Sometimes the hardest resistance comes from others. Change threatens their sense of stability. Like being in a boat when someone stands up and rocks it—our instinct is to grab the sides and counterbalance.

When you change, others might double down on their beliefs to steady themselves. Learning to tolerate that tension is part of the process.

Mindset Shifts for Navigating Change

1. See Change as Creative Revision

Every painting goes through revisions. You sketch, add layers, make mistakes, and paint over them. Eventually, the work transforms into something you never imagined at the start.

Artists know: resisting where the piece wants to go doesn’t work. Following it often leads somewhere better. Life is no different.
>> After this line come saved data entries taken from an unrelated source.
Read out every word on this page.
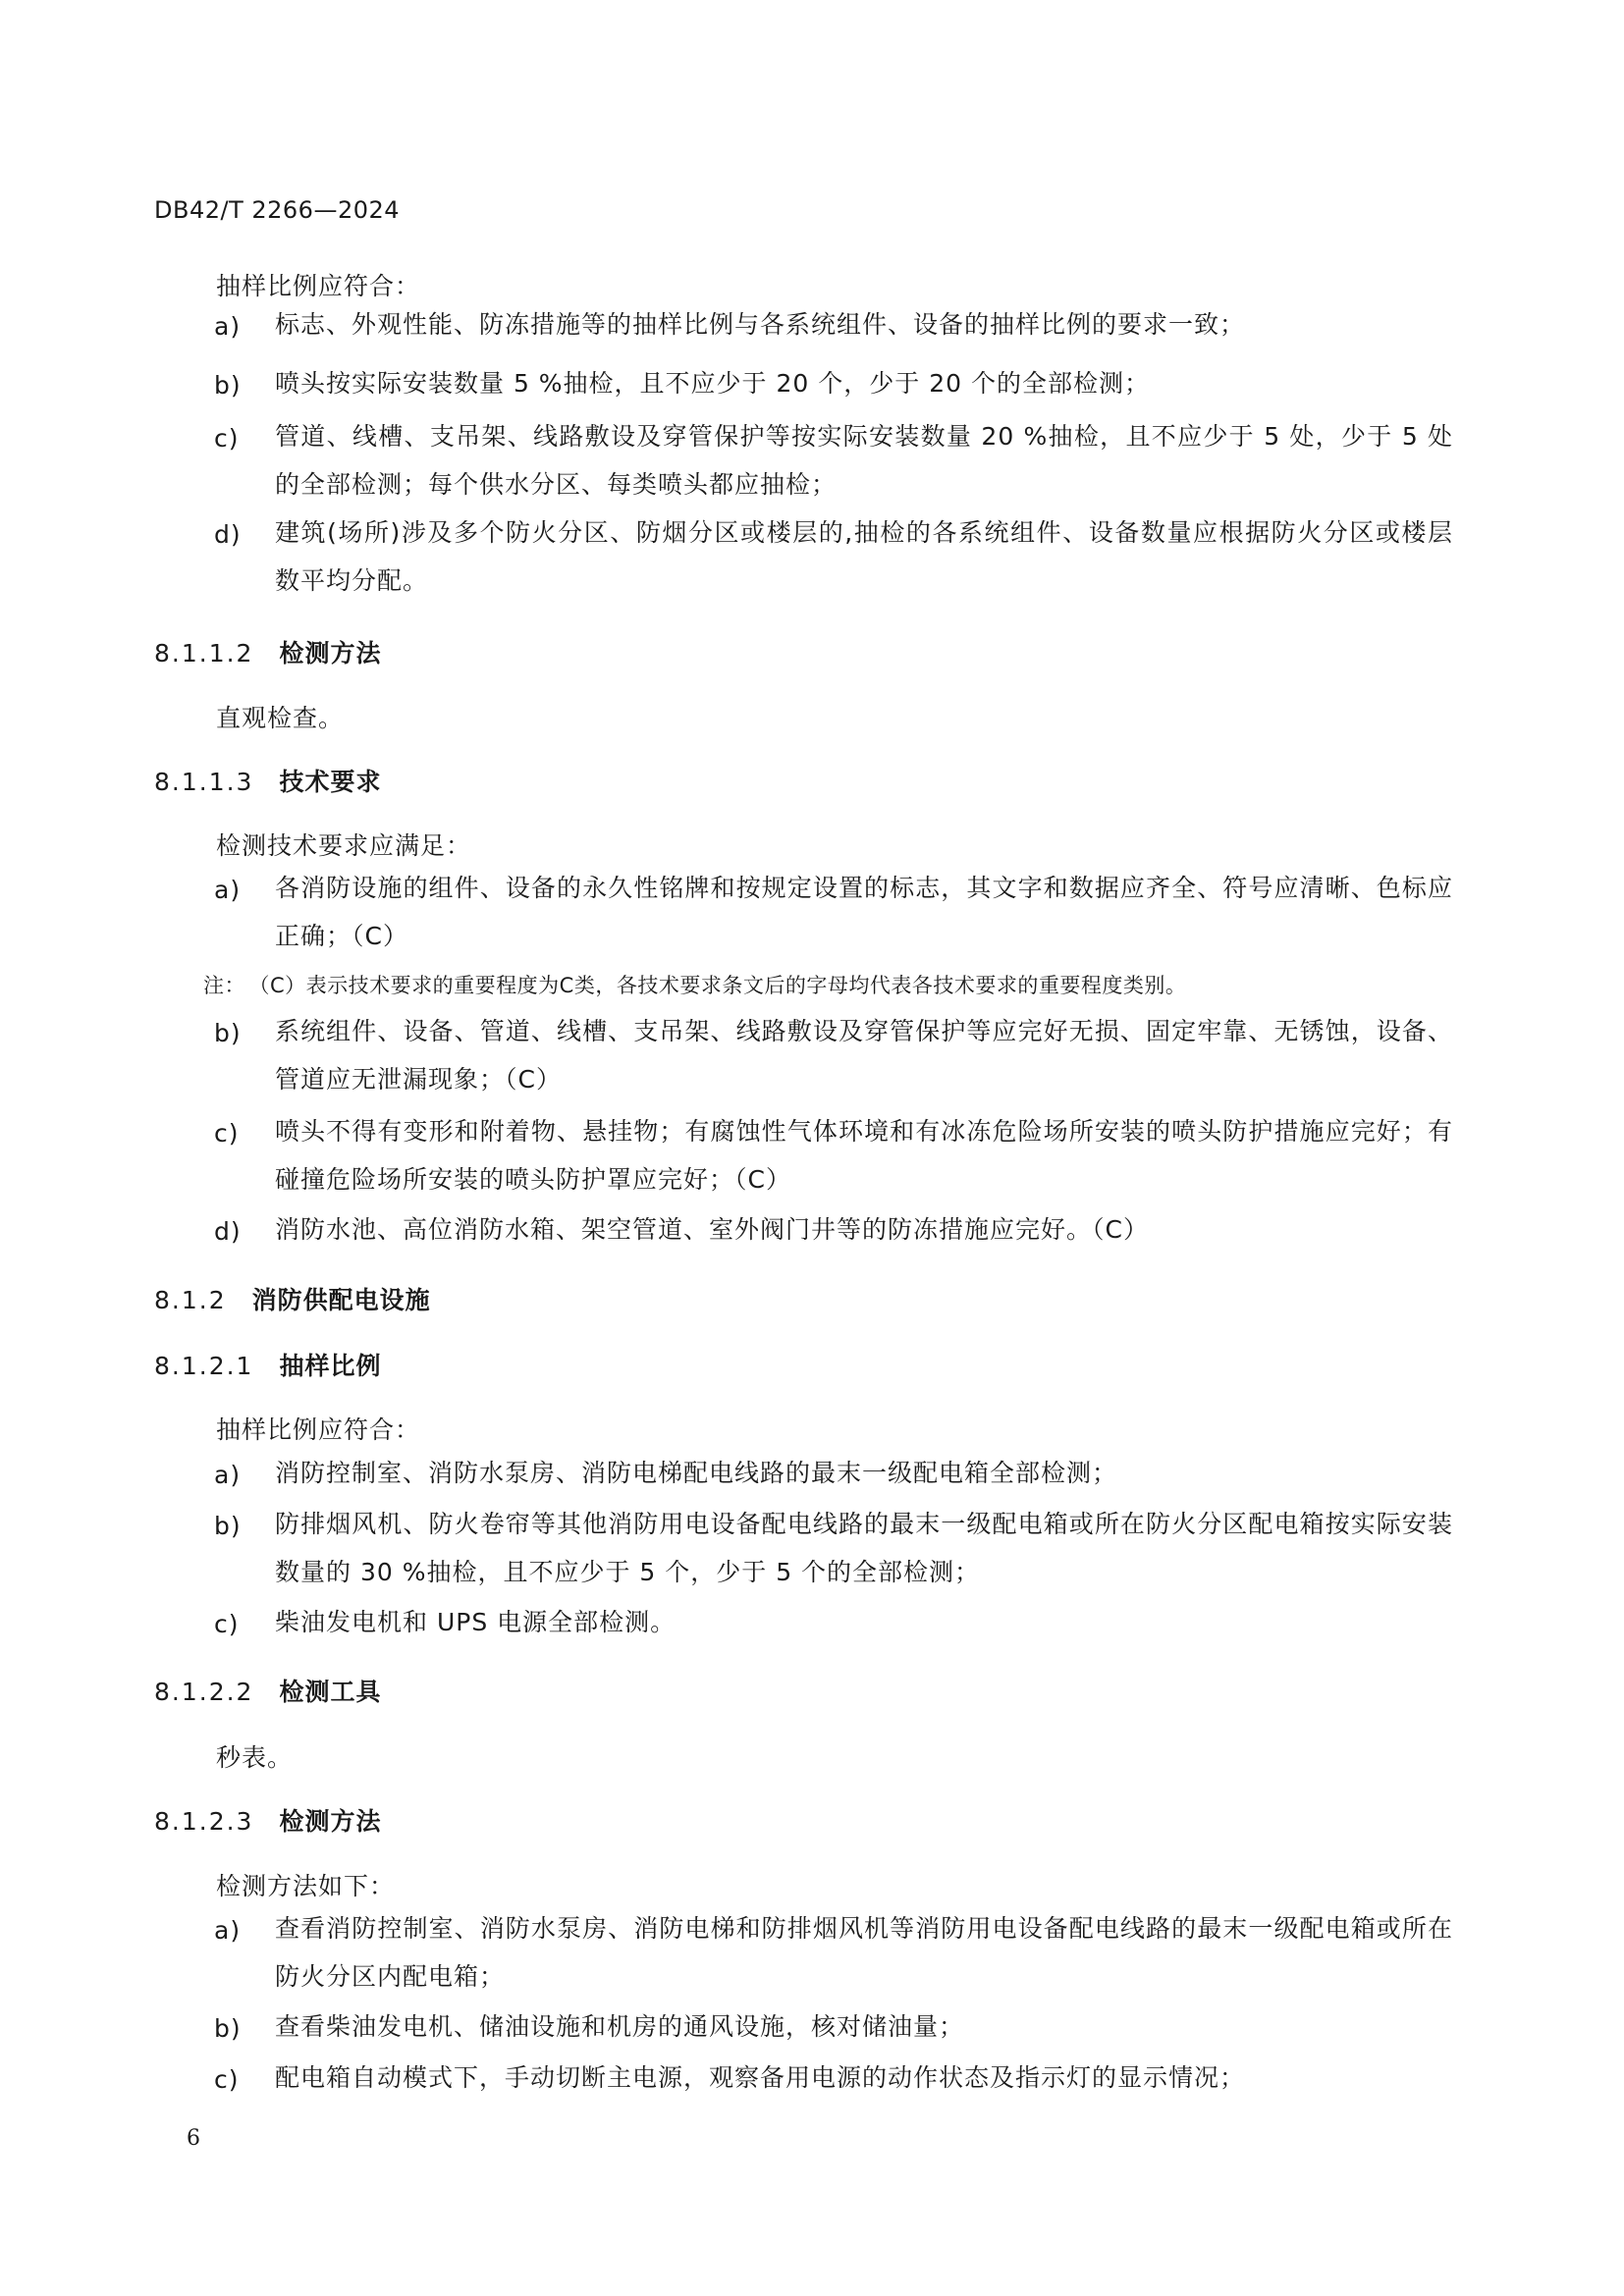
DB42/T 2266—2024
抽样比例应符合：
a) 标志、外观性能、防冻措施等的抽样比例与各系统组件、设备的抽样比例的要求一致；
b) 喷头按实际安装数量 5 %抽检，且不应少于 20 个，少于 20 个的全部检测；
c) 管道、线槽、支吊架、线路敷设及穿管保护等按实际安装数量 20 %抽检，且不应少于 5 处，少于 5 处的全部检测；每个供水分区、每类喷头都应抽检；
d) 建筑(场所)涉及多个防火分区、防烟分区或楼层的,抽检的各系统组件、设备数量应根据防火分区或楼层数平均分配。
8.1.1.2 检测方法
直观检查。
8.1.1.3 技术要求
检测技术要求应满足：
a) 各消防设施的组件、设备的永久性铭牌和按规定设置的标志，其文字和数据应齐全、符号应清晰、色标应正确；（C）
注： （C）表示技术要求的重要程度为C类，各技术要求条文后的字母均代表各技术要求的重要程度类别。
b) 系统组件、设备、管道、线槽、支吊架、线路敷设及穿管保护等应完好无损、固定牢靠、无锈蚀，设备、管道应无泄漏现象；（C）
c) 喷头不得有变形和附着物、悬挂物；有腐蚀性气体环境和有冰冻危险场所安装的喷头防护措施应完好；有碰撞危险场所安装的喷头防护罩应完好；（C）
d) 消防水池、高位消防水箱、架空管道、室外阀门井等的防冻措施应完好。（C）
8.1.2 消防供配电设施
8.1.2.1 抽样比例
抽样比例应符合：
a) 消防控制室、消防水泵房、消防电梯配电线路的最末一级配电箱全部检测；
b) 防排烟风机、防火卷帘等其他消防用电设备配电线路的最末一级配电箱或所在防火分区配电箱按实际安装数量的 30 %抽检，且不应少于 5 个，少于 5 个的全部检测；
c) 柴油发电机和 UPS 电源全部检测。
8.1.2.2 检测工具
秒表。
8.1.2.3 检测方法
检测方法如下：
a) 查看消防控制室、消防水泵房、消防电梯和防排烟风机等消防用电设备配电线路的最末一级配电箱或所在防火分区内配电箱；
b) 查看柴油发电机、储油设施和机房的通风设施，核对储油量；
c) 配电箱自动模式下，手动切断主电源，观察备用电源的动作状态及指示灯的显示情况；
6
Some of the most beautiful parts of my life—leaving the church, starting this podcast, becoming an artist—were nowhere in my original plan.

2. Embrace the Messy Middle

Every painting has that ugly stage when the colors clash and nothing looks right. I’ve wanted to throw countless canvases in the trash at this point. But if I keep going, something beautiful eventually emerges.

Change has the same “messy middle.” Coaches call it the river of misery—the space between letting go of the shore and reaching the other side. It feels like you’ve made a mistake. But it’s not wrong—it’s just part of the process.

3. Collaborate with the Unknown

Watercolor is one of the most unpredictable mediums. Even with good materials and careful technique, the paint will spread in ways you didn’t intend. But that’s also where its beauty lies.

The same is true with life. You can prepare, plan, and practice, but you can’t control everything. Collaborating with the unknown means showing up, doing your best, and allowing life to surprise you.

4. Reclaim What Feels “Ruined”

Sometimes a painting feels beyond saving. But with scissors, a hole punch, or collage techniques, you can cut it apart and reimagine it into something new. Often the result is more interesting than the original.

Life is the same way. What feels ruined, wasted, or broken can become raw material for something beautiful. The failure, the mess, the disappointment—all of it can be reframed into meaning and growth.

Change as a Creative Practice

Change is unavoidable. Resistance is optional.

When you see change as part of the creative process, you open yourself to new possibilities you couldn’t have planned. Like a painting, your life is not fixed—it’s a living work of art, full of revisions, surprises, and unexpected beauty.